HankCranked Studios has been operating out of the Tingle Alley flat for the last five years, providing quick-and-dirty analog-style letterpress flyers and posters for many an art-show, band performance, CD cover, or benefit. Affectionately just called "Tingle Alley" by anyone hoping to drain a quick PBR before heading to a rock 'n' roll show downtown, it's served as practice space for bands like the Reigning Sound and the Krektones, studios for artists like Lorruh Vilhite, Tara Jensen and Tim Saunders, the meeting space for the Blue Ridge Craft Clatch, the editing space for the film We Won't Bow Down, a video and photo-shoot location for many different bands, and the locale for many "Pulitzer-prize winning" parties.

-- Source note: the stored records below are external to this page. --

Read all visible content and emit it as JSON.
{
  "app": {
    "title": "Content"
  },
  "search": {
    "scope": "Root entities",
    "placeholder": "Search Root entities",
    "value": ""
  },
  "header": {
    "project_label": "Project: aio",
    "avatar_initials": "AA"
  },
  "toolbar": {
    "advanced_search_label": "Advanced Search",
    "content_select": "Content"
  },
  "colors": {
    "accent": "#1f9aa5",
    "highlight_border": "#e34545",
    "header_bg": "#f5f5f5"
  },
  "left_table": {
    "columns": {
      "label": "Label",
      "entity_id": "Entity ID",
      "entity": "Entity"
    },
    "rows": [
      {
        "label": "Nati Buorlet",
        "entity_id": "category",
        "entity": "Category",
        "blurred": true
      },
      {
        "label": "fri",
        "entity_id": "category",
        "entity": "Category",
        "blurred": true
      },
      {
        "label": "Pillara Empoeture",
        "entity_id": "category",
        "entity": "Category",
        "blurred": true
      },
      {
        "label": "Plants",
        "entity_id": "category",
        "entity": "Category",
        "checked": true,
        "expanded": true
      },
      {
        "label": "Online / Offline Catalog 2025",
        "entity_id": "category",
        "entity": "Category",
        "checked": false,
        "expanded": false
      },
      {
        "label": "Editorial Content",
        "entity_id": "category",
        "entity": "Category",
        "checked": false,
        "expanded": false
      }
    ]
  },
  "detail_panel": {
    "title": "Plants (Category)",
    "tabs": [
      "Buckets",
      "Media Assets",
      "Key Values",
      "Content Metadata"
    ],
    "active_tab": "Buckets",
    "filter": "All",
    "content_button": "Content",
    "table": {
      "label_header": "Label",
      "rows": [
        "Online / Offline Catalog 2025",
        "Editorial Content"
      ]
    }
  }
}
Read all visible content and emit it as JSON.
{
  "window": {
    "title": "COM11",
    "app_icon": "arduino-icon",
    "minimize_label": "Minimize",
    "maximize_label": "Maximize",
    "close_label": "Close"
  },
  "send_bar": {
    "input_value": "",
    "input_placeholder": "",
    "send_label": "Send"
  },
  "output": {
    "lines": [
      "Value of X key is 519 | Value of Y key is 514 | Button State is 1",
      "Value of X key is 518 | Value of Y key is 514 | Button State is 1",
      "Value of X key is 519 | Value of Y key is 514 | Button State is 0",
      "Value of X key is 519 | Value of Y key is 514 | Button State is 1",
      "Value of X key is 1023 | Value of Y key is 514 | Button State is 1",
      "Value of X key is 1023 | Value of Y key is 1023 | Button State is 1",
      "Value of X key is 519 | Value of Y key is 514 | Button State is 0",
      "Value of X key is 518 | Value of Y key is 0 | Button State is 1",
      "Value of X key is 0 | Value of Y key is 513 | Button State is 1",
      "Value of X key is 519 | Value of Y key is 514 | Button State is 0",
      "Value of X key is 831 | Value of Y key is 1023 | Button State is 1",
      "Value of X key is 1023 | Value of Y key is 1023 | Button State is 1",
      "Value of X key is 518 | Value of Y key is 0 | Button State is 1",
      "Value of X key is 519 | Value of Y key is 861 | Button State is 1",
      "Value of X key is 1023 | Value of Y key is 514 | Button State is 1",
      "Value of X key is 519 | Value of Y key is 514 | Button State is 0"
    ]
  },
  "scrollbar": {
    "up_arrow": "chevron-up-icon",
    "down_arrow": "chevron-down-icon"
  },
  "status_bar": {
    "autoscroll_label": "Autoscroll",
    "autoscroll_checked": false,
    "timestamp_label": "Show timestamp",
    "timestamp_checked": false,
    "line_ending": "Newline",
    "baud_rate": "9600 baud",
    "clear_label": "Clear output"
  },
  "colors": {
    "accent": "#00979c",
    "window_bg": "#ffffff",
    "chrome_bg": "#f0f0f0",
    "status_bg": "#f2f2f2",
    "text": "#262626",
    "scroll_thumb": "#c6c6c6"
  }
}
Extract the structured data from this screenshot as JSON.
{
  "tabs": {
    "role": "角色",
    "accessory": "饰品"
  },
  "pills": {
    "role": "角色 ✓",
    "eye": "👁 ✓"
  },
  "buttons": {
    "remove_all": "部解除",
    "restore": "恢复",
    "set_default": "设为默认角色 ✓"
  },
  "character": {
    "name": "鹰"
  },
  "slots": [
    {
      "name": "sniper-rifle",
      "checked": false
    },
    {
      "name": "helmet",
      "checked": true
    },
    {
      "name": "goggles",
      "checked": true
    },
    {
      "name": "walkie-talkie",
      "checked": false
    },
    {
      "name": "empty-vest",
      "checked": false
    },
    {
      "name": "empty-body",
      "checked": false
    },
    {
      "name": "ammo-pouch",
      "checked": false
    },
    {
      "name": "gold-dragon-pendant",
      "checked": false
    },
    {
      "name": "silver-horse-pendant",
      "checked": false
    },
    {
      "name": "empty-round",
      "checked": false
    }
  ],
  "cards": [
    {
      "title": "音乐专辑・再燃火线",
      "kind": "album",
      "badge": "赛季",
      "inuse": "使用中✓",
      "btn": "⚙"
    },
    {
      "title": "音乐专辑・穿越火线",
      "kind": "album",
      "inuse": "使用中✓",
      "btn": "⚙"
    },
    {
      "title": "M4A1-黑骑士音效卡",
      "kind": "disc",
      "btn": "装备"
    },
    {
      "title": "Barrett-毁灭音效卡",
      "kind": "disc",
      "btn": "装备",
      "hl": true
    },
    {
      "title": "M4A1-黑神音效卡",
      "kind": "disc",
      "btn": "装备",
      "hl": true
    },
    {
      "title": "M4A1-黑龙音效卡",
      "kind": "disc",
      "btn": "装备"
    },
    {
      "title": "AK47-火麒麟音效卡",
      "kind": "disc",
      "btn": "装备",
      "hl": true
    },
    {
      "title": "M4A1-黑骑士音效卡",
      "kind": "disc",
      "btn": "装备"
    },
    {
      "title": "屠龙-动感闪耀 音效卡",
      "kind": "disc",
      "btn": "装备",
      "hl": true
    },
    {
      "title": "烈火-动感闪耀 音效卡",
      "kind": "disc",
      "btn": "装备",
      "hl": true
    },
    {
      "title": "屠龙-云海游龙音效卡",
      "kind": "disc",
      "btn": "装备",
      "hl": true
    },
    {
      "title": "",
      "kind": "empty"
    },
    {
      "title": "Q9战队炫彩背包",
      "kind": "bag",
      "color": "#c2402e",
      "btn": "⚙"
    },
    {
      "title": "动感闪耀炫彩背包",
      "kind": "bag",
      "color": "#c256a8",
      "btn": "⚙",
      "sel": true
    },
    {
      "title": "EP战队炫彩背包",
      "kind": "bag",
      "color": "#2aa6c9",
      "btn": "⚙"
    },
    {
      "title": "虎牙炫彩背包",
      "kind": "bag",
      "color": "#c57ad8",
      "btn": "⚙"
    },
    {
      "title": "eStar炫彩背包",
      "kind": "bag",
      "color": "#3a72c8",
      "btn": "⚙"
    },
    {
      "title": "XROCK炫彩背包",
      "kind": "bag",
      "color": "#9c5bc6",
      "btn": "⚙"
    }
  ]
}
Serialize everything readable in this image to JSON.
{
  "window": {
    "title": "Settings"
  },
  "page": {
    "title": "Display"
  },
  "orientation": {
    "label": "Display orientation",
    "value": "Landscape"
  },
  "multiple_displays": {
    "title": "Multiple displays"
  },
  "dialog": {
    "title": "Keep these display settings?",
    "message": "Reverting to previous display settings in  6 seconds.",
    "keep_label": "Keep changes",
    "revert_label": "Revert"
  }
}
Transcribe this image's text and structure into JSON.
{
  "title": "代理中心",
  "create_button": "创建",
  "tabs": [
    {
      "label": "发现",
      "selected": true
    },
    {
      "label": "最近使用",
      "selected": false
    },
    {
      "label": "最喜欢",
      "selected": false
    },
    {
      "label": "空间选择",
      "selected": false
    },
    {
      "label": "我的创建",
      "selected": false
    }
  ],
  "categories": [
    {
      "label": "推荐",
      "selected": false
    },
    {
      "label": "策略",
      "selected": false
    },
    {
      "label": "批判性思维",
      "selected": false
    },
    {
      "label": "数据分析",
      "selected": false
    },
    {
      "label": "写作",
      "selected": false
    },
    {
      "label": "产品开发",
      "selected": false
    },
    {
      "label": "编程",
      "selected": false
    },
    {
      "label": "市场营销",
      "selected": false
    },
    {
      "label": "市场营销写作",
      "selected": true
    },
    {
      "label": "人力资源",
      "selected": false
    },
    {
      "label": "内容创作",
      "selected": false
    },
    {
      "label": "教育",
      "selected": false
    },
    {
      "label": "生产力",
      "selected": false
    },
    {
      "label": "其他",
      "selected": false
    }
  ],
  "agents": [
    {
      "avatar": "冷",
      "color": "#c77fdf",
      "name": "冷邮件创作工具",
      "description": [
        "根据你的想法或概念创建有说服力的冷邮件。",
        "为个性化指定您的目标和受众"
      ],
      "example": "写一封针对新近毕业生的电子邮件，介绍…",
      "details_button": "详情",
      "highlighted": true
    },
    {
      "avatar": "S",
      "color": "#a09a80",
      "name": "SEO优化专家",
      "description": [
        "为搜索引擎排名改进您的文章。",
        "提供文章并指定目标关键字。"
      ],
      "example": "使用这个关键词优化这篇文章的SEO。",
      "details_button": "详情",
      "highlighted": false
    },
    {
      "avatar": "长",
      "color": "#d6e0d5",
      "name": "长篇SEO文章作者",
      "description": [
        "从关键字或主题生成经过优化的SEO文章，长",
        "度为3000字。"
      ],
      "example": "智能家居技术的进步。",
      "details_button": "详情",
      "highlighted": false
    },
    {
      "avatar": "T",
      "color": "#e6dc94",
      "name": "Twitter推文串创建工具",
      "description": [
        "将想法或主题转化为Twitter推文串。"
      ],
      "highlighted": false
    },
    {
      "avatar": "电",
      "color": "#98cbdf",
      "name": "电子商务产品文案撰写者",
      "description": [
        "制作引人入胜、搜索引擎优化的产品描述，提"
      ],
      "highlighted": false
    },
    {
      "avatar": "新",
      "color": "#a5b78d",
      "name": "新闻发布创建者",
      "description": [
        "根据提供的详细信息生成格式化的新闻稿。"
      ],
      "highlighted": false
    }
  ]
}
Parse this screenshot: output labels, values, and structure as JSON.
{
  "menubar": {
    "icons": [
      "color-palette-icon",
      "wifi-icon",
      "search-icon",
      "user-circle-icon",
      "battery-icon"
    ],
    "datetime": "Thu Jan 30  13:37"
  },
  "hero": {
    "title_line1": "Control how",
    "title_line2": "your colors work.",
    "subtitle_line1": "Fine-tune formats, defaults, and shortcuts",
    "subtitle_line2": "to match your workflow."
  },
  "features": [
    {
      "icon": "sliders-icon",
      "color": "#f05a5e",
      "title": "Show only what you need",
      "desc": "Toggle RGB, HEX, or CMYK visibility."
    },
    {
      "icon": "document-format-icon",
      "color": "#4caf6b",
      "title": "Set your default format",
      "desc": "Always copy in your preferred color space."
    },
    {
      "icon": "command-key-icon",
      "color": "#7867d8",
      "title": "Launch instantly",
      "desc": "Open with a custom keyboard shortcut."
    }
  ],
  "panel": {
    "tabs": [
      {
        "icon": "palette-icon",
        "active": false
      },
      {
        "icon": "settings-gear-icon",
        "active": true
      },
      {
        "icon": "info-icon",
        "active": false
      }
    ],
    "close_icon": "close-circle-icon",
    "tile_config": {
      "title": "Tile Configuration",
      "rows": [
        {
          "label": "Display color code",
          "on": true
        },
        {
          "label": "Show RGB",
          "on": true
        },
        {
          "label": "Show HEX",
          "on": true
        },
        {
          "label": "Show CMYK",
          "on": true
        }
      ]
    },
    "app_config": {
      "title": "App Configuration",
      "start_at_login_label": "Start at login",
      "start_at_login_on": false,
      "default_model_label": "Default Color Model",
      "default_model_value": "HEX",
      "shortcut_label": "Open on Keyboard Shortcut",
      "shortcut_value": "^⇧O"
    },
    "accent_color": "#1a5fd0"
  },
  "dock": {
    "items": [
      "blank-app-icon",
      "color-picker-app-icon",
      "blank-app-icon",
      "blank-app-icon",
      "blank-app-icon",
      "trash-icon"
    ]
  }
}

"We've worked at a loss just to have the space, because it's been so much fun," says Wille. 

The couple is taking the consolidative move as an opportunity to refocus their artistic energies. Millions hopes to shift her work methodology from an accumulative style of amassing craft supplies, to a more "find-it-as-you-need-it" method, while Wille hopes to shift the HandCranked aesthetic more towards fine art prints. And while they're visibly excited about the possibilities of the future, it's also evident that they're going to miss their Tingle Alley location.

"The collaboration in proximity is what I'm going to miss," Wille says. "All the artists who work here are really inspirational, and it wasn't always just a place to hang out and listen to records. You'd come in, and they'd be working, and you'd grab a PBR and set to doing something yourself. The creative energy was fantastic. You could really feel it."

"I'm going to miss the spontaneity of the place," says Millions. "You'd come here on the weekend and you just would never know what was going to happen. People'd come by here, and then bring friends back to share it. More than one person told me this place was inspirational, and I can't think of anything an artist would want more than to inspire other people."